L'ancien directeur financier de Vivendi Universal, Guillaume Hannezo, a témoigné mardi à New York que l'ancien PDG, Jean-Marie Messier, avait "sous-estimé le problème de la dette" colossale accumulé par le groupe.
M. Hannezo, interrogé par l'avocat d'actionnaires estimant avoir été trompés par la communication euphorique du groupe dans les années 2000-02, a convenu que "M. Messier avait sous-estimé le problème que pouvait représenter l'endettement" du groupe en cas de chute des marchés, affirmant "nous n'avons pas besoin de cash, nous n'avons pas de problème de dette".
Il s'est cependant défendu d'avoir dérogé à ses obligations en ne communiquant pas ses motifs d'inquiétude hors des murs du groupe, auprès du public ou des analystes. "Je ne couvrais rien d'illégal", a-t-il dit, selon un transcript de l'audience obtenu par l'AFP.
"Pour ce qui est des actionnaires, ceux qui étaient au conseil d'administration savaient très bien que j'avais des réserves", a-t-il affirmé.
"Au-delà du conseil d'administration, je ne crois pas que ce soit le travail du directeur financier de dire à la presse +je ne suis pas d'accord avec cette décision de la direction, même si elle est parfaitement légale et parfaitement publique, je veux juste vous dire que je ne suis pas d'accord+. Personne ne fait ça", a plaidé M. Hannezo.
Par ailleurs M. Hannezo, visé comme Messier par des poursuites en nom collectif intentées par des actionnaires, a également pris ses distances par rapport au diagnostic selon lui "très dramatique" de Jean-René Fourtou, porté à la direction du groupe en juillet 2002 après l'éviction de Jean-Marie Messier.
M. Fourtou avait affirmé peu de temps après son arrivée à la tête du groupe qu'il était au bord de la faillite.
"Ce qui était erroné (de la part de M. Fourtou), c'était de dire que le groupe était à quelques jours du dépôt de bilan, comme il l'a dit.
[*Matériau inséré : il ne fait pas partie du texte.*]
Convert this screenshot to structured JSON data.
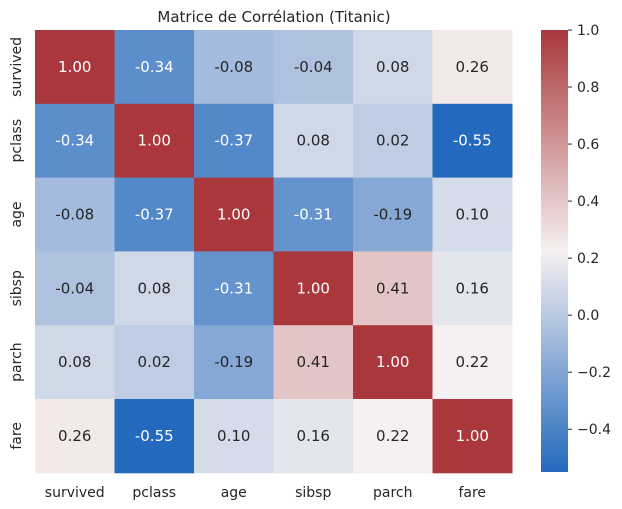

C'était faux", a affirmé M. Hannezo.
A plusieurs reprises l'avocat des plaignants a tenté de faire dire à M. Hannezo que Vivendi Universal avait traversé une crise de liquidités, qui avait été cachée aux actionnaires, mais M. Hannezo a esquivé.
"Vivendi a toujours honoré ses obligations, toutes ses obligations, et il n'y a jamais eu une seule facture qui n'ait pas été payée à l'heure par Vivendi Universal. En ce sens il n'y avait pas de crise de liquidités. Il y avait une inquiétude sur les liquidités" engendrée, selon M. Hannezo, par la "crise de confiance" dans l'équipe dirigeante du groupe. "C'est là la vraie origine de la crise", a-t-il affirmé.
Des témoins ont déjà indiqué lors de ce procès fleuve, ouvert il y a trois semaines, que des banques avaient refusé à la mi-2002 de reconduire des lignes de crédit, comme l'exigeaient des agences de notation financière, tant que M. Messier resterait à la barre du groupe.
M. Messier avait soudainement été évincé, cédant la place à M. Fourtou, qui avait réussi en quelques jours à trouver de nouveaux crédits.
"La réalité de la situation c'est que même si les lignes de crédit n'avaient pas été renouvelées, Vivendi avait encore en moyenne (...) environ trois mois, et en fait la ligne de crédit ouverte en juillet n'a pas été utilisée avant octobre ou novembre, c'est un fait", a souligné M. Hannezo.
L'ancien directeur financier et bras droit de M. Messier doit comparaître durant au moins trois jours au cours de ce procès potentiellement très onéreux pour Vivendi.
Le recueil des notes d'avertissements qu'il avait adressées à M. Messier au moment même où Vivendi Universal vantait au public une situation financière florissante sont une pièce maîtresse de l'accusation.
Le procès à New York se poursuit alors qu'à Paris le juge Jean-Marie d'Huy a renvoyé en correctionnelle MM. Messier et Hannezo et cinq autres anciens hauts responsables du groupe.